Rehearsals, losses, gratitude and sounds

Rehearsals began today; we go up in a week and a half.  Time for the grind.  I offered to sound design the show as well, which should be fairly straightforward.  Just made a preliminary cue sheet, there are only a few places that are going to be tricky.  Plus it's some extra cash, so that's nice.  The day after the show closes, I move into a new place.  That'll be nice.

Thanksgiving was great, got to spend some quality time with family.  If there was a breathalyzer test for butter levels, I doubt I'd pass.  Thought about everything I'm thankful for in the past year.  Friends, family, second chances, art, love.  Acting in the face of fear.  Knowing when I'm wrong.  Embracing imperfections.  Also dogs.  Dogs are great.
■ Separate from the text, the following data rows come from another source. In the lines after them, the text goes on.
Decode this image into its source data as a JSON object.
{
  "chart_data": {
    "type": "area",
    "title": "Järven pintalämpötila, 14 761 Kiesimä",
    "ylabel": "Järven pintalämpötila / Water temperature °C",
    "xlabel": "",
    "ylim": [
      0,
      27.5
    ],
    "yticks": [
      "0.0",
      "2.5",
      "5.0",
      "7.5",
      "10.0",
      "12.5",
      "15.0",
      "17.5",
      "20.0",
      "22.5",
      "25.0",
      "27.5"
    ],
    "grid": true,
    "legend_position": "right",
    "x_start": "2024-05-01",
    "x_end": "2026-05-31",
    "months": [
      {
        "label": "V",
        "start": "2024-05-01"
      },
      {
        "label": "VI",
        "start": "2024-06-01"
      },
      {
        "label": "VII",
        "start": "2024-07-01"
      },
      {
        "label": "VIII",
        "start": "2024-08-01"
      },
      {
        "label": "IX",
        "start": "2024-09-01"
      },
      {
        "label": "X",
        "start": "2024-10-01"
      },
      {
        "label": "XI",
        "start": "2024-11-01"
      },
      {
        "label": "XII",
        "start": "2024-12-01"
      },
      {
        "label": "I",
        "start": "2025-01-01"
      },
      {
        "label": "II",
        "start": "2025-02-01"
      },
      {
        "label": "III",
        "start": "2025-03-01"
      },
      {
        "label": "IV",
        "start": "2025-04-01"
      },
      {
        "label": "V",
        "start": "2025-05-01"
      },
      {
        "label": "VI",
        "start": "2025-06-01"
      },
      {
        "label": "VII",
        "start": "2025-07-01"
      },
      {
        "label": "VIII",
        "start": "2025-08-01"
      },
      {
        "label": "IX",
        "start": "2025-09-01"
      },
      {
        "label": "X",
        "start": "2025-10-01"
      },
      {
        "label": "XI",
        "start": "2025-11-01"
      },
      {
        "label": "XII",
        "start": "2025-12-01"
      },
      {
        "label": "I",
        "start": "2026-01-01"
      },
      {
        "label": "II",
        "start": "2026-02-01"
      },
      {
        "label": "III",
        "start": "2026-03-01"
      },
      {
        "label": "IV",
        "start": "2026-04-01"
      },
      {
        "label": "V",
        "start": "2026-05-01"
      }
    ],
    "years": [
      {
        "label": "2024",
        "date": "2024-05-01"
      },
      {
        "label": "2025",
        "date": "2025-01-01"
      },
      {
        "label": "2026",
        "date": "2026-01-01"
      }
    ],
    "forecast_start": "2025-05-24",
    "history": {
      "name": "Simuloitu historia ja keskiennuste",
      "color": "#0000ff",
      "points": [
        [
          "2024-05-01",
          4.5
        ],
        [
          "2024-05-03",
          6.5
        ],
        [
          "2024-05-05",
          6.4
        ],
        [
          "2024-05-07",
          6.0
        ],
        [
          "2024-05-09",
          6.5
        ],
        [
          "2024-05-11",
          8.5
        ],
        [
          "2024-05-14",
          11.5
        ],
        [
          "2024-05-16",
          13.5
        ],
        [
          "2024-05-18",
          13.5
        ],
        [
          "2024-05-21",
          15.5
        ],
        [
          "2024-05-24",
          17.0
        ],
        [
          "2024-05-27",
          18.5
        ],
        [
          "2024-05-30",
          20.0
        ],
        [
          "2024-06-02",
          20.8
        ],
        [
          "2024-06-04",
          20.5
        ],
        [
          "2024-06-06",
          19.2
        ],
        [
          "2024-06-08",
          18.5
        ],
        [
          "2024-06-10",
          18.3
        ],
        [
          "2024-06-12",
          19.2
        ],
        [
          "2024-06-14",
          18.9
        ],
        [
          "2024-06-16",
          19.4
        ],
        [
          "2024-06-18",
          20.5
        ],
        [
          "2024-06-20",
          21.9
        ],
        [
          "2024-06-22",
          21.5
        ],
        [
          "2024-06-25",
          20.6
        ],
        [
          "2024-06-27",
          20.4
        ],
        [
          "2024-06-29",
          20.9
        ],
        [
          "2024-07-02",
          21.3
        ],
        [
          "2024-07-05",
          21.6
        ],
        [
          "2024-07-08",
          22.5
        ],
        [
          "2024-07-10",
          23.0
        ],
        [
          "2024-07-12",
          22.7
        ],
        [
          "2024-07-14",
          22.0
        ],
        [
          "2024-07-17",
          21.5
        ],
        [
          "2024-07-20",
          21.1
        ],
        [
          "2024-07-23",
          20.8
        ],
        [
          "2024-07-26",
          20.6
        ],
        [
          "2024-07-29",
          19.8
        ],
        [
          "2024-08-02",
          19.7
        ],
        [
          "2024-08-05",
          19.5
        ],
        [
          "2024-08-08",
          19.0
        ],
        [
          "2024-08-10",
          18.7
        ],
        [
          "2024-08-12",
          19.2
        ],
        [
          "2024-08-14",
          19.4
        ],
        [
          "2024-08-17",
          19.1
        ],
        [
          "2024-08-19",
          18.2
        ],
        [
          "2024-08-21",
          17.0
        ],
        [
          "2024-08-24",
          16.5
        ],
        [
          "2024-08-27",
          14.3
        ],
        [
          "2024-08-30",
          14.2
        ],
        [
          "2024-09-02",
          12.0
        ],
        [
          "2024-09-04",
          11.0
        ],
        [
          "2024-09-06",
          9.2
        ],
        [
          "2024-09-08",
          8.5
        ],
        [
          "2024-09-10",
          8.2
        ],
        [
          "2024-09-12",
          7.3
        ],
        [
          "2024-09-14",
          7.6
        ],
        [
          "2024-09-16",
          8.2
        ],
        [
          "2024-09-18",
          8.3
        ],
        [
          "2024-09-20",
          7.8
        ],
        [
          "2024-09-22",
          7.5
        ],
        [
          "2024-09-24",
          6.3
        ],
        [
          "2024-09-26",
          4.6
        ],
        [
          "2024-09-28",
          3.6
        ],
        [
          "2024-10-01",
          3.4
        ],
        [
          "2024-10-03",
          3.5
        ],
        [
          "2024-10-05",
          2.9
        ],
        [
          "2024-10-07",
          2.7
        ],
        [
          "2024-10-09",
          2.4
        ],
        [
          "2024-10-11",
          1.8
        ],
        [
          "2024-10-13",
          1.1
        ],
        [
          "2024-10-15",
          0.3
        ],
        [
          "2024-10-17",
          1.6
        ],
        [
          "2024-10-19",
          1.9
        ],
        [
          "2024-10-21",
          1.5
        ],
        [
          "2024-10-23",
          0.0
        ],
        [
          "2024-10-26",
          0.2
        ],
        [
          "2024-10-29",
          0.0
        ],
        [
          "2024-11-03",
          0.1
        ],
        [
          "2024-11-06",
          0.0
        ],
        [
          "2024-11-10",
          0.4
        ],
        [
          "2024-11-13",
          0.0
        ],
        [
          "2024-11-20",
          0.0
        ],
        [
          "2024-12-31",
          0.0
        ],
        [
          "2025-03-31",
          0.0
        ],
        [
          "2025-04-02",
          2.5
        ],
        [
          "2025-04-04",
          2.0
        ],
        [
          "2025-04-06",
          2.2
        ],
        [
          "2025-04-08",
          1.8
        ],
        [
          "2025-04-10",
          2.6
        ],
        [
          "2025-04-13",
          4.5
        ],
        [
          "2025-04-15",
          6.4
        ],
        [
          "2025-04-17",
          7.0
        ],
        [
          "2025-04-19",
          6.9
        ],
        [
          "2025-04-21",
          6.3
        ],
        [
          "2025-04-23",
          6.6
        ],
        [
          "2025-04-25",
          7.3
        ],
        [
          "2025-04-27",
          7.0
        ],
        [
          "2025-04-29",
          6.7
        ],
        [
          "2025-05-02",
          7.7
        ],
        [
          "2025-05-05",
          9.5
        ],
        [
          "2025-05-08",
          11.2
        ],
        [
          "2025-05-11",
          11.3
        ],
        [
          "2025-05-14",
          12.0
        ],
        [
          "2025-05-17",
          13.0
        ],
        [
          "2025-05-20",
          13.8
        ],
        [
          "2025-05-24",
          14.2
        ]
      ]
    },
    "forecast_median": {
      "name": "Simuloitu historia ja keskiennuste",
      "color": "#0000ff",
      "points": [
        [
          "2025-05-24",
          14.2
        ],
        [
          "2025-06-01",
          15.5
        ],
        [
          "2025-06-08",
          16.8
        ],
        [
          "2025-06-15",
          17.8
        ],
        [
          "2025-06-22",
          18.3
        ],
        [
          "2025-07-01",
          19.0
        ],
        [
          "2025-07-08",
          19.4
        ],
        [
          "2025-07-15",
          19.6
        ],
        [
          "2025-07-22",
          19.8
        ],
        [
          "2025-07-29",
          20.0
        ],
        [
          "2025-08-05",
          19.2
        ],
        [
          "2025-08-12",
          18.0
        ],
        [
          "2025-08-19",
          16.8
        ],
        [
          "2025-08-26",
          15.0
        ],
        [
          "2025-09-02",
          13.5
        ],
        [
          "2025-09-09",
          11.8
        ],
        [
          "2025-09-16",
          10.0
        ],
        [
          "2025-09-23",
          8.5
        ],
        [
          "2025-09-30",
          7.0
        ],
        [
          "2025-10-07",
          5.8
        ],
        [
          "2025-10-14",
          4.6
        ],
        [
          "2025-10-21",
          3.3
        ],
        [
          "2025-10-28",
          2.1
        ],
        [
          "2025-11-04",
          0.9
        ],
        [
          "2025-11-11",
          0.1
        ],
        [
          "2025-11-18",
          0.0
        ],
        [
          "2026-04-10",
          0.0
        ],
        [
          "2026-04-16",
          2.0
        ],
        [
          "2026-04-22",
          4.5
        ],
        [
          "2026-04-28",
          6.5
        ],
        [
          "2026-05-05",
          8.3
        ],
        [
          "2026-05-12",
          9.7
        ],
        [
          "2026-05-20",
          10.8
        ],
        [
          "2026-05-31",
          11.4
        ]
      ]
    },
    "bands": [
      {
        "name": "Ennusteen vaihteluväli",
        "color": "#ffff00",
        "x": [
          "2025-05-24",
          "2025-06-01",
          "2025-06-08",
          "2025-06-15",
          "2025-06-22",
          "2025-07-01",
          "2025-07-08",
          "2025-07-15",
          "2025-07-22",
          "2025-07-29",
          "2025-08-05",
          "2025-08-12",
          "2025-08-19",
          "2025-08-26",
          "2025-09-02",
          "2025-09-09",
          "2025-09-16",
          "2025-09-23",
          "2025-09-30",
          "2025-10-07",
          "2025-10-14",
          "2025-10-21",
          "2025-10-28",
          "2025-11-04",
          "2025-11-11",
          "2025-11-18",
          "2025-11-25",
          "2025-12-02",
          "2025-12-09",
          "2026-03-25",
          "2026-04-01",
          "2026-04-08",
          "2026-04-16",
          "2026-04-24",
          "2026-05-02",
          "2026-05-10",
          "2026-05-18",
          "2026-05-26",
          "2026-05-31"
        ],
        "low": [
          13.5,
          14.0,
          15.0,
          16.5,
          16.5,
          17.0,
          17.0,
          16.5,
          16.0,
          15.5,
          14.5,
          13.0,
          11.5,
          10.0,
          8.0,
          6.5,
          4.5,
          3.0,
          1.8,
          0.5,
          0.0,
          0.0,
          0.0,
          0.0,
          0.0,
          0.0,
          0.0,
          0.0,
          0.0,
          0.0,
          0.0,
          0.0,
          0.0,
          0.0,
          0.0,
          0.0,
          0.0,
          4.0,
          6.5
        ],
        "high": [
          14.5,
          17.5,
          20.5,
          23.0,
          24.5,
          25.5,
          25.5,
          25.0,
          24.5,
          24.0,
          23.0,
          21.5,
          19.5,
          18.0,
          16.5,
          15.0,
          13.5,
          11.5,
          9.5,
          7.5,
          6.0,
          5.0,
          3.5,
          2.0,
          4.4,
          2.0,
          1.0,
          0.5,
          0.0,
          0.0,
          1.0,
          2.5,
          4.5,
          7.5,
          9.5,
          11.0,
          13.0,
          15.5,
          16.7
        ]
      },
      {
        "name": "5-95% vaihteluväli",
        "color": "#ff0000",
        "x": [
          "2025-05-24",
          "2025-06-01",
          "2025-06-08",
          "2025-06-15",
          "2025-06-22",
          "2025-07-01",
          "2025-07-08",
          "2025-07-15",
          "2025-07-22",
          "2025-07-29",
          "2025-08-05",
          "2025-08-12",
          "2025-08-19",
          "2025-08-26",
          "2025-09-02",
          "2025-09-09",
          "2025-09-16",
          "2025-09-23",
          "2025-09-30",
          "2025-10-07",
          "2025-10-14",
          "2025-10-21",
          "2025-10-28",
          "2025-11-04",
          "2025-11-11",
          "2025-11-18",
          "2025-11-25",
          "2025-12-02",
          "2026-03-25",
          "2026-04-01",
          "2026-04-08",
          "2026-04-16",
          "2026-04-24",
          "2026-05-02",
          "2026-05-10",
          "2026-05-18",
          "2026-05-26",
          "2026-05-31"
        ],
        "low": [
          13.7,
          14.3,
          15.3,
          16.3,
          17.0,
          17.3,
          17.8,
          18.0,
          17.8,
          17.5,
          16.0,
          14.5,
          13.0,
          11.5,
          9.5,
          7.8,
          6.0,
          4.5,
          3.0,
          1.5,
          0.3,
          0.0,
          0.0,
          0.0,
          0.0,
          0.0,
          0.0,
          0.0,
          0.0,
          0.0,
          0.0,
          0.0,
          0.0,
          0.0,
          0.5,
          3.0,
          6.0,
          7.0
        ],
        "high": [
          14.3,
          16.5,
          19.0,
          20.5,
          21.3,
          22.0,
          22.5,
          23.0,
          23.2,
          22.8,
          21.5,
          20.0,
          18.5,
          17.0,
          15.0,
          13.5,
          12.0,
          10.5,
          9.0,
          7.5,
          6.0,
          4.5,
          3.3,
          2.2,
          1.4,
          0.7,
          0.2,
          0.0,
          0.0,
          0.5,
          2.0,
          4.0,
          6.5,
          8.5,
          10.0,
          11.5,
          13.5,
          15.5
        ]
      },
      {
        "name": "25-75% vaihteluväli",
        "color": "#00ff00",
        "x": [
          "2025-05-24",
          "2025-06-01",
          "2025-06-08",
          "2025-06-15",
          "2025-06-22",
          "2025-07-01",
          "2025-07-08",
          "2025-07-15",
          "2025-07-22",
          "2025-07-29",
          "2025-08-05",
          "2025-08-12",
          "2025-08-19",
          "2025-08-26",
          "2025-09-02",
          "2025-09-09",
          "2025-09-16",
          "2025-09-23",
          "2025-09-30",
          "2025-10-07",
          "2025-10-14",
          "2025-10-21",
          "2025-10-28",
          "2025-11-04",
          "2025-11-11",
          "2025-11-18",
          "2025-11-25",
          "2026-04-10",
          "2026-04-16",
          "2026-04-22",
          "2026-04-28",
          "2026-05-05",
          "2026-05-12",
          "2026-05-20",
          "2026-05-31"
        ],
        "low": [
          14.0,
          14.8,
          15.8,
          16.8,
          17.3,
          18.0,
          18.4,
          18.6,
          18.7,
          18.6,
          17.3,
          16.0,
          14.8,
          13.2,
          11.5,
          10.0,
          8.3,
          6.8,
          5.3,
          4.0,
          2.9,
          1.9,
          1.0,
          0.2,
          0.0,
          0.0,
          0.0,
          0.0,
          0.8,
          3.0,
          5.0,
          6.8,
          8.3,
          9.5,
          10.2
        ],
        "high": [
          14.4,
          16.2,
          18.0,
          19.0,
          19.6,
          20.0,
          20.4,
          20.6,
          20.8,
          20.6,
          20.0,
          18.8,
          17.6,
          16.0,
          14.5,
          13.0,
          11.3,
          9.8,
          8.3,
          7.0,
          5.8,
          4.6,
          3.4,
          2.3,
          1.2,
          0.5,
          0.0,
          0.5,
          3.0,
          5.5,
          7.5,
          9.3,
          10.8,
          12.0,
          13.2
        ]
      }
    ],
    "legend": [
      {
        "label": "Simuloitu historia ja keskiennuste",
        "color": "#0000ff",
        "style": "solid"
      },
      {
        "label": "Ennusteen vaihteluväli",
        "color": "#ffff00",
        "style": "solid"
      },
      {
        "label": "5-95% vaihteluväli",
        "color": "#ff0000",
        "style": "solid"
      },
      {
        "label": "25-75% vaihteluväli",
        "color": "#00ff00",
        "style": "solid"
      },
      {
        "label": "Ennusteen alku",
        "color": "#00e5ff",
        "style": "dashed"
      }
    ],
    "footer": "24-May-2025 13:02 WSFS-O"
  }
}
Something surreal happened last night.  I was in a theatre class in high school with this wonderful guy named Conor.  We had a scene together from Death of a Salesman; I played Biff, he played Willy, other students played Linda and Happy.  The scene was primarily a dialogue between Biff and Linda, talking about Willy and how he's losing it.  Conor had maybe one line.  He then walked away through the aisles, up through the audience, lost.  It was incredibly powerful, and my favorite moment from high school drama.  It hammered home the idea that I don't have to be big and performative to be effective.  Remaining open and vulnerable, living honestly in the circumstances, that was enough.  He did that masterfully.

I found out last night Conor passed away.  Multiple students from our high school have died, but this was the first one to go that I was on more than familiar terms with.  He was in an amazing relationship, did incredible work with the Boys and Girls Club, last I heard he was in law school.  Young, nice guy.  

Makes me think about what we leave behind when we go.  Have I worked hard enough?  Have I loved enough?  What do I do from here on out?   How do I create my masterpiece?

Tonight I call the people I love.  Then back to work.